Дни шли, и наступил важный день. В приемной ЗАГСа ее ожидал дядя Кеша – черноволосый, черноглазый. Лиза помнила его лицо, но иногда забывала имя: после каждого укола имя терялось, проваливалось в узкие щелки, становилось неразличимым, да и ненужным, как и все, что случилось с ней до Москвы. Иногда она видела чьи-то янтарные глаза – над собой. Кто это был, Лиза не помнила. И не пыталась вспомнить, а то голова разболится.
Лиза подала женщине в черном костюме и белой блузке выписку о рождении сына из больницы, которую ей вложил в руки черноглазый и черноволосый. Та заулыбалась, поздравила Лизу с ребенком и достала амбарную книгу с красиво выведенными буквами на обложке.
– Как хотите назвать сыночка?
Лиза об этом не думала. Нужно имя? Она посмотрела на дядю Кешу: вдруг он знает?
Тот покачал головой:
– Это ты сама. Должна сама. Твой же сын.
– А как? – спросила Лиза. – Как назвать?
– Подумай о ком-нибудь, кто тебе нравится, – предложил черноглазый мужчина. – Кто тебе дорог.

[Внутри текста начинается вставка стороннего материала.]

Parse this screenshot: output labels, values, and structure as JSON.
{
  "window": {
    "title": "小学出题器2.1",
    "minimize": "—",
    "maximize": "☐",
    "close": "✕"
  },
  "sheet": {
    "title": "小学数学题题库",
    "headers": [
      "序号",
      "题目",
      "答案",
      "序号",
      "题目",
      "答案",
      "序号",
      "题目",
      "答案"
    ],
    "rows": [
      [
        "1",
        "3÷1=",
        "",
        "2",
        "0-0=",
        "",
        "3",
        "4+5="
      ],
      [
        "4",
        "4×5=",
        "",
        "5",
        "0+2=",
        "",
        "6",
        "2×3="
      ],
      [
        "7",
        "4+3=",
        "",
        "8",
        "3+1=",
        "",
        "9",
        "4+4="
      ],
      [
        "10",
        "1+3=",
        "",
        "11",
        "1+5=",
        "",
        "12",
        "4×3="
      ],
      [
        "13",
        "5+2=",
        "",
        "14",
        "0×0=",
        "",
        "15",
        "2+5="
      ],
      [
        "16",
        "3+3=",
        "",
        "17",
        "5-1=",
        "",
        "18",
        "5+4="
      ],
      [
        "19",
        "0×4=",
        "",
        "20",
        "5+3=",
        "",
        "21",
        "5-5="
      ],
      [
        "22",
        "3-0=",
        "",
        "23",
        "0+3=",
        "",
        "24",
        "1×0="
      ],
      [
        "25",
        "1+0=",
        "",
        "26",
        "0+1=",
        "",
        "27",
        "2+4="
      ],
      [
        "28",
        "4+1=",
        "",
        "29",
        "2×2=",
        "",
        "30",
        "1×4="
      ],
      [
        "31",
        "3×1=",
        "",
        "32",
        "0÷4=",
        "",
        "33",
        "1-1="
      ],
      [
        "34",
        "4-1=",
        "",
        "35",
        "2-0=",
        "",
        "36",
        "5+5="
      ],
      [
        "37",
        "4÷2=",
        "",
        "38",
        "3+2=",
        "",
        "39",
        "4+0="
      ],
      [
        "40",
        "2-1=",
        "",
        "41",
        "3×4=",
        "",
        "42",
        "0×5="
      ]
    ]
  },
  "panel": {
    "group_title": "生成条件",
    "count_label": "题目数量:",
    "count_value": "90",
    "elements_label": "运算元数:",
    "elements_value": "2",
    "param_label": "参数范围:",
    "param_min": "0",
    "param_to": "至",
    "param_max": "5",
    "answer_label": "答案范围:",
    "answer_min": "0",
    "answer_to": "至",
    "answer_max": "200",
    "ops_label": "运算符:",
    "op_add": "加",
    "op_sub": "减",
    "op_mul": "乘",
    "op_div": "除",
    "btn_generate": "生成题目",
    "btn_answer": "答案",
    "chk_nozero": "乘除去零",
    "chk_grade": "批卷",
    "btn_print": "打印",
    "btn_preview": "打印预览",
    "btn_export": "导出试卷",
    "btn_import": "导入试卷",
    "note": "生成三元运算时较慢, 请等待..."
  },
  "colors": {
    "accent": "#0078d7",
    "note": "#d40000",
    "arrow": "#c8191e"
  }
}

Он внимательно смотрел на Лизу, ожидая, что вспомнит ли она, кто ей дорог.
Лиза пыталась вспомнить. Из глубины заполнившего ее тумана выплыло мужское лицо: красивое, мужественное, с глубокими мягкими глазами. В них хотелось соскользнуть и опуститься на дно. Стать русалкой, живущей в этих глазах.
Конечно.
– Але́н, – вспомнила Лиза имя. – Але́н Делон. Назовем в честь Але́на Делона.
Регистраторша кивнула и обмакнула перьевую ручку в большую фиолетовую чернильницу.
Последний Последин
1
Осень, осень. Недолгое время. Поэты в России (а может, и где еще?) любят осень. За переходность меж сезонами, за то же, за что они любят сумерки и рассвет: прежнее не ушло, грядущее не наступило. Все зыбко, неясно, неявно. Ушло ли, что было? Наступит ли, что идет на смену? Это состояние и есть место, где живет поэзия. Я осень не люблю.
Что это значит? Что я не поэт. Так и есть: я – сценарист реалити-шоу. Сценарная форма не терпит неопределенности: зрительный ряд не позволяет. Зрительный ряд требует детальности и конкретики: слева кто говорит, справа что говорит, в скобках – что в это время видит зритель. Сценарий – это зима. Или лето. Природа определилась со зрительным рядом и живет в состоянии определенности. Природа живет в скобках: что видит зритель. И будет так жить долго.
Осень долго не живет. По крайней мере, в России. Она живет меж настоящими сезонами. И поэзия не живет в словах: живет меж ними.